Education leaders have a wish list of other needs that a new building could fulfill, including simulation labs, a business incubator, joint research efforts aimed at commercializing technology, and additional space for private companies.
Chronic financial difficulties have stymied OHSU’s plans to start building a medical campus on the Schnitzer land. The university received an anonymous $40 million donation last year — its largest ever — to help put up the first building. But a tentative philanthropic campaign for the campus took a back seat to other financial holes at OHSU, leaving the status of the Schnitzer campus in limbo even as local, state and federal agencies have moved forward with their vision for the riverfront corridor.

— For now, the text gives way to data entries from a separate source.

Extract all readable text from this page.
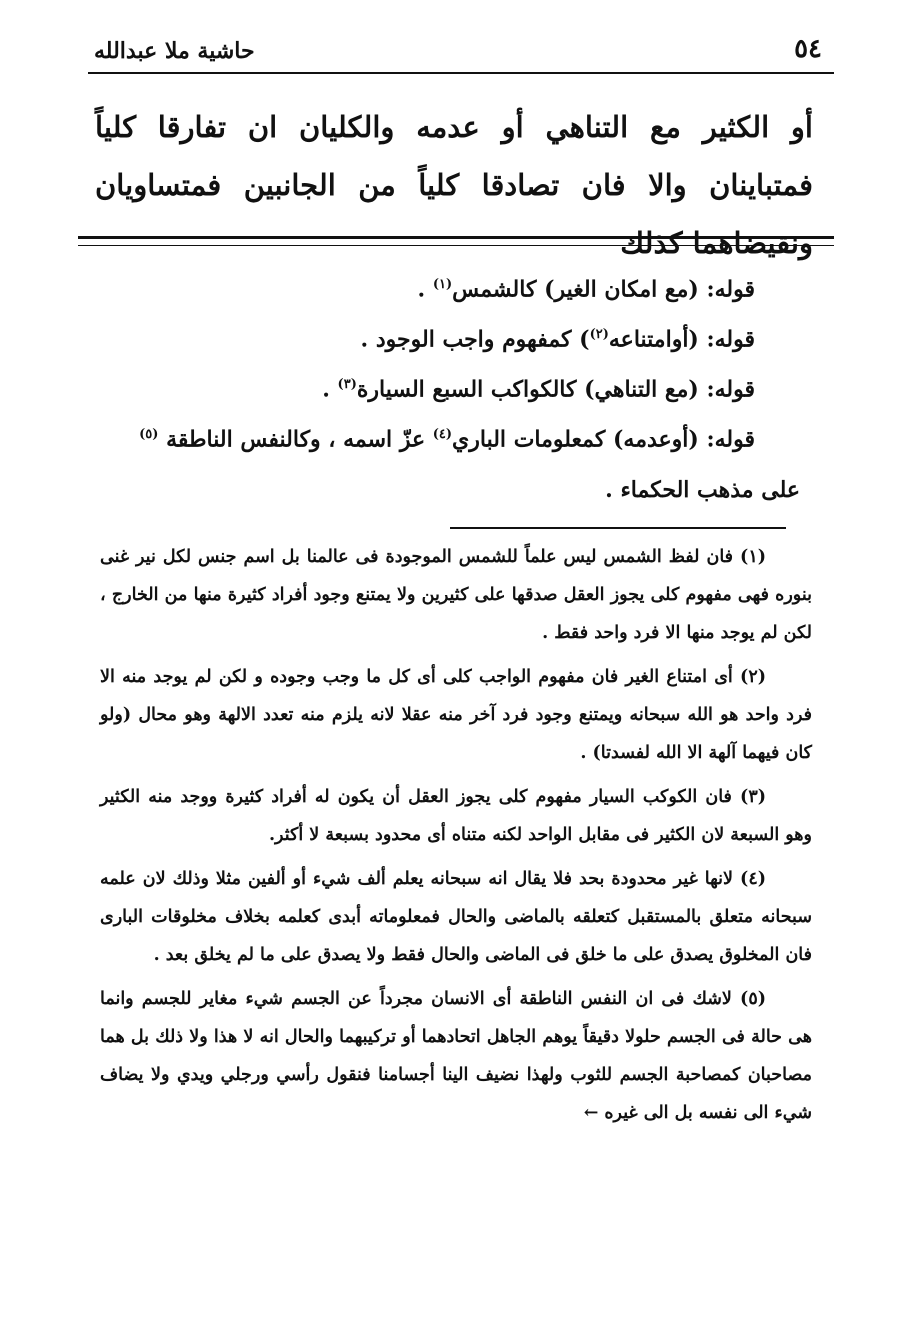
٥٤
حاشية ملا عبدالله
أو الكثير مع التناهي أو عدمه والكليان ان تفارقا كلياً فمتباينان والا فان تصادقا كلياً من الجانبين فمتساويان ونقيضاهما كذلك
قوله: (مع امكان الغير) كالشمس$^{(١)}$ .
قوله: (أوامتناعه$^{(٢)}$) كمفهوم واجب الوجود .
قوله: (مع التناهي) كالكواكب السبع السيارة$^{(٣)}$ .
قوله: (أوعدمه) كمعلومات الباري$^{(٤)}$ عزّ اسمه ، وكالنفس الناطقة $^{(٥)}$
على مذهب الحكماء .

(١) فان لفظ الشمس ليس علماً للشمس الموجودة فى عالمنا بل اسم جنس لكل نير غنى بنوره فهى مفهوم كلى يجوز العقل صدقها على كثيرين ولا يمتنع وجود أفراد كثيرة منها من الخارج ، لكن لم يوجد منها الا فرد واحد فقط .

(٢) أى امتناع الغير فان مفهوم الواجب كلى أى كل ما وجب وجوده و لكن لم يوجد منه الا فرد واحد هو الله سبحانه ويمتنع وجود فرد آخر منه عقلا لانه يلزم منه تعدد الالهة وهو محال (ولو كان فيهما آلهة الا الله لفسدتا) .

(٣) فان الكوكب السيار مفهوم كلى يجوز العقل أن يكون له أفراد كثيرة ووجد منه الكثير وهو السبعة لان الكثير فى مقابل الواحد لكنه متناه أى محدود بسبعة لا أكثر.

(٤) لانها غير محدودة بحد فلا يقال انه سبحانه يعلم ألف شيء أو ألفين مثلا وذلك لان علمه سبحانه متعلق بالمستقبل كتعلقه بالماضى والحال فمعلوماته أبدى كعلمه بخلاف مخلوقات البارى فان المخلوق يصدق على ما خلق فى الماضى والحال فقط ولا يصدق على ما لم يخلق بعد .

(٥) لاشك فى ان النفس الناطقة أى الانسان مجرداً عن الجسم شيء مغاير للجسم وانما هى حالة فى الجسم حلولا دقيقاً يوهم الجاهل اتحادهما أو تركيبهما والحال انه لا هذا ولا ذلك بل هما مصاحبان كمصاحبة الجسم للثوب ولهذا نضيف الينا أجسامنا فنقول رأسي ورجلي ويدي ولا يضاف شيء الى نفسه بل الى غيره←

The nearby South Waterfront District, just to the south, has been plagued by higher than expected infrastructure costs and a moribund market for the condominiums that are multiplying in several sleek high rises. Private biotech jobs that OHSU promised on the south waterfront when seeking its last big chunk of state funding have yet to arrive.
Backers hope the new building will dovetail with transportation improvements and jump-start some of the economic-development initiatives that were envisioned originally.
“We already have good relationships between OHSU, PSU and the U of O,” said Jim Francesconi, a former city commissioner and lawyer who chaired a higher education committee looking at the project. “We want to move those forward in a way that serves both education and research, and that will be good for the Portland economy.”